Mahalakshmi Pavani, Senior Advocate, who had got the Nirbhaya case lawyers to apologize for their comments on India’s daughter and had earlier been the president of Supreme Court Women Lawyer’s Association, shared her insights with FE Online as follows:
“The matter is pending and will be considered before a Constitution Bench. There will be Class reservations based on economic and social backwardness, not religion. There are methods to evaluate the backwardness based on data that is being collected. The Parliament can bring Constitutional amendment and bring them under the Ninth Schedule which still can be challenged. Reservations for Minority can be done by the state, provided it is established they are backward.
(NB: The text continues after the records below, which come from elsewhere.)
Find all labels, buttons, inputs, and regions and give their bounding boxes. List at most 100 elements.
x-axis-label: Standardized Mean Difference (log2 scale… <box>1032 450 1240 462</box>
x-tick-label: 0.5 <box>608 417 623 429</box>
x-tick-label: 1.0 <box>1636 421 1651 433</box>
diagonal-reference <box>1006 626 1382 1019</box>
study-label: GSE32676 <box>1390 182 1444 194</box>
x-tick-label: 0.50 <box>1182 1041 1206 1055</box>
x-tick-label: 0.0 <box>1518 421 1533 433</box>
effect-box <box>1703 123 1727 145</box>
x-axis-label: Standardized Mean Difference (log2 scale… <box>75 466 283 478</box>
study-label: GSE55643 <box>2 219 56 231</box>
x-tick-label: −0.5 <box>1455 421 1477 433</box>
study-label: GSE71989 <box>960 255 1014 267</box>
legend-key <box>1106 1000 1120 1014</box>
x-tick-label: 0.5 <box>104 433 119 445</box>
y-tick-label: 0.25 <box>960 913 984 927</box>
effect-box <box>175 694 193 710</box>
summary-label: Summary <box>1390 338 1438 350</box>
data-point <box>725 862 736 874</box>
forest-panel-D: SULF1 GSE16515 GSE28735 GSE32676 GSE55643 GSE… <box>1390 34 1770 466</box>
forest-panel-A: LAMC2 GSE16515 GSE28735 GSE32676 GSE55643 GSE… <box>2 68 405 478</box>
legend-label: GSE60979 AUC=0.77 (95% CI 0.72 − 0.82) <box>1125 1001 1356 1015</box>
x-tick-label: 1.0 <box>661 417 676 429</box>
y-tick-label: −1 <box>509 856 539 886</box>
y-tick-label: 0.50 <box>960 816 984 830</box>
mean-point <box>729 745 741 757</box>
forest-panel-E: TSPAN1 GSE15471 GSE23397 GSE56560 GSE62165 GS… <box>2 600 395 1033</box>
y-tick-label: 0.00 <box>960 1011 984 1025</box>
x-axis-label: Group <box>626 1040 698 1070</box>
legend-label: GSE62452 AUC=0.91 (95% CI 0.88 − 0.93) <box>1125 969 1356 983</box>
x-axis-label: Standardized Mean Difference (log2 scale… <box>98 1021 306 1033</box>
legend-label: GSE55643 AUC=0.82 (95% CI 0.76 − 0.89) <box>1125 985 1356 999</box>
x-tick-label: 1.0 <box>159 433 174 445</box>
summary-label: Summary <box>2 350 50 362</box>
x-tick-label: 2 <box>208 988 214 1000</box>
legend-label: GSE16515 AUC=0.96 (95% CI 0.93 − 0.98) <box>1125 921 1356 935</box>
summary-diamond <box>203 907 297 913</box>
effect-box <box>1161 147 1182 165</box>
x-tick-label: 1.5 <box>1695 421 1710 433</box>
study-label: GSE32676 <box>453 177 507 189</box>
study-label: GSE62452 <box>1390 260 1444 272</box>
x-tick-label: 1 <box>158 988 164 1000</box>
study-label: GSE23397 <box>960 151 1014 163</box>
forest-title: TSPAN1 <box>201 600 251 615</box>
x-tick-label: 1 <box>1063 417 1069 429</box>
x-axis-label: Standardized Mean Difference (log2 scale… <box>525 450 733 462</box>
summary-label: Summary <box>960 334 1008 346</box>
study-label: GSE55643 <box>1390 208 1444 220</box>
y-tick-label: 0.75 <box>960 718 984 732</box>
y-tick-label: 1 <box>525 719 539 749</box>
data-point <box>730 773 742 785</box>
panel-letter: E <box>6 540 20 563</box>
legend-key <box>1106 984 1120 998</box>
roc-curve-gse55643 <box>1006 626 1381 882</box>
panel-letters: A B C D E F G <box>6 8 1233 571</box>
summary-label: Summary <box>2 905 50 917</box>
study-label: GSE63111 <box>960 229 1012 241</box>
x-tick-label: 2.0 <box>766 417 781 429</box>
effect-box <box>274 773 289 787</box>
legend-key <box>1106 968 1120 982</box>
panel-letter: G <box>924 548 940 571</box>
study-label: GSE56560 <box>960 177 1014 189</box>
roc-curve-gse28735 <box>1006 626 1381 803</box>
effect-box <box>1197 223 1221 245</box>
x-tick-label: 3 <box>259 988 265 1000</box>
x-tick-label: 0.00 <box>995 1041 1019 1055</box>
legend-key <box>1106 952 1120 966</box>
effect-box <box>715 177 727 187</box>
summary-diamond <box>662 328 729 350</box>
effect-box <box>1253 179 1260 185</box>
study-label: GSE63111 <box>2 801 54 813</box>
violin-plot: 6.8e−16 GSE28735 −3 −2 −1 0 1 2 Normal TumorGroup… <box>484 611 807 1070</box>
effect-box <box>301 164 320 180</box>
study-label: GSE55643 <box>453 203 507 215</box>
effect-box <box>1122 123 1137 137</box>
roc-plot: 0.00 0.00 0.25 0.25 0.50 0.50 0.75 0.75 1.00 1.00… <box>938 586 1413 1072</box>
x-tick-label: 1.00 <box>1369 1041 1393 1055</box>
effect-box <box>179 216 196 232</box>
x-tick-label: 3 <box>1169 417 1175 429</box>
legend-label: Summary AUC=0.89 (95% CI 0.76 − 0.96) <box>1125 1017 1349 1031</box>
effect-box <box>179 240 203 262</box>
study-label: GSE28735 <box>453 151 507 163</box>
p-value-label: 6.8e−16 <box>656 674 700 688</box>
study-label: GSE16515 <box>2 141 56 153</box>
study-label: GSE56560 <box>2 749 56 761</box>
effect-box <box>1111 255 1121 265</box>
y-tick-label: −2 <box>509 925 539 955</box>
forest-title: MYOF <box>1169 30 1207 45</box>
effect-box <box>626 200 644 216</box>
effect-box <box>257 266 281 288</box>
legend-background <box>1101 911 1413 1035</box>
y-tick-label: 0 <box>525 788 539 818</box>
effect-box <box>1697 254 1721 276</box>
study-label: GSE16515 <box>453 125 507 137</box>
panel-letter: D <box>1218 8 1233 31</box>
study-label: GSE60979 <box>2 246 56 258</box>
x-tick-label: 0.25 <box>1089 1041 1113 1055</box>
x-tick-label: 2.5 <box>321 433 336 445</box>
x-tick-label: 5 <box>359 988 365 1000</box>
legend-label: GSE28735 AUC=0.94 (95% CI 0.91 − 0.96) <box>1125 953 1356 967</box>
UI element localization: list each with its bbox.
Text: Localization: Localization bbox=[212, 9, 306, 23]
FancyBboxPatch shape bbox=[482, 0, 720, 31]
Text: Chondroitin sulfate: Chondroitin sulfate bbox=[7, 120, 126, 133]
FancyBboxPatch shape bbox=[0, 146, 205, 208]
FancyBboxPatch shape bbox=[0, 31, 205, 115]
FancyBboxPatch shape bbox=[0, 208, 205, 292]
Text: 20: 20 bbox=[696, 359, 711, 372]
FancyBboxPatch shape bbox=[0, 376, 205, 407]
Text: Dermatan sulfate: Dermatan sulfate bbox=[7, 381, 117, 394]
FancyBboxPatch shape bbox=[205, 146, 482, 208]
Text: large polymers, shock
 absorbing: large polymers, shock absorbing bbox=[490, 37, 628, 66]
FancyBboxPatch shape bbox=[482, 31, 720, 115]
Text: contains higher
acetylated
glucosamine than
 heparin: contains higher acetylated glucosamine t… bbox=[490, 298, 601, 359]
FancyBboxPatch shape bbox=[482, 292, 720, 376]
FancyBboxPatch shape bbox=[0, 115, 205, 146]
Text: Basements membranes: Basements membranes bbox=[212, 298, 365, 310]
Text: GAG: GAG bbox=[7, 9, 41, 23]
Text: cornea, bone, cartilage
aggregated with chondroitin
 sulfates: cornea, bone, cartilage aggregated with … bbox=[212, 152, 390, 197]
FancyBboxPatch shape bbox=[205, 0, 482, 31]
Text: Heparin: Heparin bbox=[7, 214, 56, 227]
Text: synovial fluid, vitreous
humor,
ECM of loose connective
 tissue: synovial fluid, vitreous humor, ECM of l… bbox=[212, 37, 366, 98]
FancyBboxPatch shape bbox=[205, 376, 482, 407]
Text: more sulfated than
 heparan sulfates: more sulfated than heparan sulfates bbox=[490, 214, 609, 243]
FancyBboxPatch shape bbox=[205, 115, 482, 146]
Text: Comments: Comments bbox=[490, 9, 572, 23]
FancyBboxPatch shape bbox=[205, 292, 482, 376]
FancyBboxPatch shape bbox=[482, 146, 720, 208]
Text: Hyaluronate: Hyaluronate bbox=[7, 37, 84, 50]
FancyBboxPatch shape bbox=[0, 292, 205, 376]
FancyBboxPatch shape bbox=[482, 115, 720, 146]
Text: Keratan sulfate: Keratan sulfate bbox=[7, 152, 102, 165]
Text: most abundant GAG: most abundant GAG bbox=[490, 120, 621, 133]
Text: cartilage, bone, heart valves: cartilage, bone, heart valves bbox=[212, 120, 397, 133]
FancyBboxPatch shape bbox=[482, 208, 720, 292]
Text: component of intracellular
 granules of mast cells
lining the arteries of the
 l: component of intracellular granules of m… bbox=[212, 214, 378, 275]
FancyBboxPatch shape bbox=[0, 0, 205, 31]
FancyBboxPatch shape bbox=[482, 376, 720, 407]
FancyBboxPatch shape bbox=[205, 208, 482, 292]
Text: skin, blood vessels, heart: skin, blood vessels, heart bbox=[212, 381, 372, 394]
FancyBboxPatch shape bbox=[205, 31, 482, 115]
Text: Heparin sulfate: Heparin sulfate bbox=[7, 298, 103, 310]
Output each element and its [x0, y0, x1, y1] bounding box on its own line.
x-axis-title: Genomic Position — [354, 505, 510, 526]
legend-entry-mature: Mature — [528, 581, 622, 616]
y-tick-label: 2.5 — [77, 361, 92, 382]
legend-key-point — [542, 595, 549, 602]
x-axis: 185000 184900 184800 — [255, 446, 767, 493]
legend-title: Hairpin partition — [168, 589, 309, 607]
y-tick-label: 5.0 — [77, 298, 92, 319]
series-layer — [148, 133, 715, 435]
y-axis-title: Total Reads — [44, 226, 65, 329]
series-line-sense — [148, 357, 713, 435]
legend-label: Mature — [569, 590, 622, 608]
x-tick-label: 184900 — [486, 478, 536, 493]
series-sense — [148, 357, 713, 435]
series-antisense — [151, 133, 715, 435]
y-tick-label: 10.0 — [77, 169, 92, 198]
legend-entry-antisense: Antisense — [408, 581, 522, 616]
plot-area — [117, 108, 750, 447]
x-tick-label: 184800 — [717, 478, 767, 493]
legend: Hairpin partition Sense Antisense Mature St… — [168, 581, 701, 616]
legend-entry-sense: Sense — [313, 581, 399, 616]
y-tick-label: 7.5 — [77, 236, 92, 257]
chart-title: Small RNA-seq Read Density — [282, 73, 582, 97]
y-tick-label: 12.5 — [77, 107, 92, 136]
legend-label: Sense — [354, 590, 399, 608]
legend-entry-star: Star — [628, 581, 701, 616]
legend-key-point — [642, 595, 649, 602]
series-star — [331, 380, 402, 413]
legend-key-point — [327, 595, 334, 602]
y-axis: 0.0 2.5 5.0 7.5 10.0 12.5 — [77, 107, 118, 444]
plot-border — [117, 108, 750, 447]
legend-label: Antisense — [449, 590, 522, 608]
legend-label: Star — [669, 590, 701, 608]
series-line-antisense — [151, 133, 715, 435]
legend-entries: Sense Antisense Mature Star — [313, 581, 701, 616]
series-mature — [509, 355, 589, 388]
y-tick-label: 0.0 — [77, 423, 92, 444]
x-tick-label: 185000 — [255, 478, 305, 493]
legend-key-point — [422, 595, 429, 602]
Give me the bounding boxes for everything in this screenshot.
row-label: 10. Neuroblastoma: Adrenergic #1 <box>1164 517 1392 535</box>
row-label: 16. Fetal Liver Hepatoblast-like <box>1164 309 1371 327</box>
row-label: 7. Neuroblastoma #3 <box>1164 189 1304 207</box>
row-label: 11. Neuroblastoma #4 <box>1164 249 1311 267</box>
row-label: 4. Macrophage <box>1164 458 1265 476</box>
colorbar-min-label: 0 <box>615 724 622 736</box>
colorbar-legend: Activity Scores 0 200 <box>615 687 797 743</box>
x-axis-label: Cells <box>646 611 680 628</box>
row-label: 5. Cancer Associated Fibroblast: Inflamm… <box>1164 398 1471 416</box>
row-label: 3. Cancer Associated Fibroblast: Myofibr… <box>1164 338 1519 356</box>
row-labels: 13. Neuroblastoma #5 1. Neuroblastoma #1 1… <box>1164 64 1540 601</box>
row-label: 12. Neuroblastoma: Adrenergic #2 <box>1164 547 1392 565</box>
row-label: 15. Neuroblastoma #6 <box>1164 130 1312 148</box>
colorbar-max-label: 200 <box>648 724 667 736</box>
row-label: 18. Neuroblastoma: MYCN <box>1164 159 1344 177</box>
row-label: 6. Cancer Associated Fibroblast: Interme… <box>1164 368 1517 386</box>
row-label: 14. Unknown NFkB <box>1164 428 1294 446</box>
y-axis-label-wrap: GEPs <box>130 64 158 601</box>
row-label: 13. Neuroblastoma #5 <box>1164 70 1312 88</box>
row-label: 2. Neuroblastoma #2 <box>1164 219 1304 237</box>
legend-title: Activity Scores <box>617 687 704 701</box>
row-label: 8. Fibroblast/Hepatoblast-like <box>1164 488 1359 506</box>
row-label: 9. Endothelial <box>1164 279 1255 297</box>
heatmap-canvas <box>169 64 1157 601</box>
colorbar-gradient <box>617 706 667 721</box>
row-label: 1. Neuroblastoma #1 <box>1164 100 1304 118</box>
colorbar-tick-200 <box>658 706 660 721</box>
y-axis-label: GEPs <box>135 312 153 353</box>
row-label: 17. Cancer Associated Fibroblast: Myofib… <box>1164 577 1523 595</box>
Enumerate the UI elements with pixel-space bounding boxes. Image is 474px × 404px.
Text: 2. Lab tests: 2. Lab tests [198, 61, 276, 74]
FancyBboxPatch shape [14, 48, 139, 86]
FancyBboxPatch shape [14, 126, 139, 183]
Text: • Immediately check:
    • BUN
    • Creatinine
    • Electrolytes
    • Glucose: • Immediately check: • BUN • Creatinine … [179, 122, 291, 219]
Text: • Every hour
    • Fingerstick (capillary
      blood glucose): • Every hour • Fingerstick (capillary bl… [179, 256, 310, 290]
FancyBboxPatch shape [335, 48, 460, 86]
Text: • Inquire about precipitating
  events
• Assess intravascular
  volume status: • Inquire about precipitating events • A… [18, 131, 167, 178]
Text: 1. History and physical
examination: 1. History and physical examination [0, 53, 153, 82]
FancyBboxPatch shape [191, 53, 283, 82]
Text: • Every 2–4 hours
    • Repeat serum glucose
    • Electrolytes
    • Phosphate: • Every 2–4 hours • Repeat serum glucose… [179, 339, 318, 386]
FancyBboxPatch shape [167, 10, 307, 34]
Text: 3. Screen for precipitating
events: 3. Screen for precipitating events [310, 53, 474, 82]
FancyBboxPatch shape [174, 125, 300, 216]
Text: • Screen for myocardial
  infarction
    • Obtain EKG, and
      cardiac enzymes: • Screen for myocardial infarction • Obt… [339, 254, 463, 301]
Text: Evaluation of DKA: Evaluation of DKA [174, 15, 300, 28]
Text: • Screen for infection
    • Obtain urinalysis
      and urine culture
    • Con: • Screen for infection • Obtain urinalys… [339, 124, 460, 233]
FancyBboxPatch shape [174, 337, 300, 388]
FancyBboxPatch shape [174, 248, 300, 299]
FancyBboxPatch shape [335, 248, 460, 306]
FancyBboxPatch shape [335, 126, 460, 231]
In Gujarat, this is a new Congress strategy for votes and to convey ‘we tried” but it is ultimately for the Parliament to make the Amendment.”
Now the political aspect of the Patidar reservation issue. And it does not need a detailed inquiry for a simple reason: Any new act of providing quota to a caste group cannot be just seen as a state-centric issue. It can have repercussions across the country.
Including a whole new caste, that too the one which is widely seen as a financially well-off community across the country, in the OBC category, or at par with it, for giving them reservation benefits can potentially trigger widespread protests all over India from similar castes who, like Patidars of Gujarat, continue to be on top of socio-economic hierarchy but also identify themselves as victims of the reservation system. No political party at present can muster the courage to trigger such protests. It will suicidal, for India itself.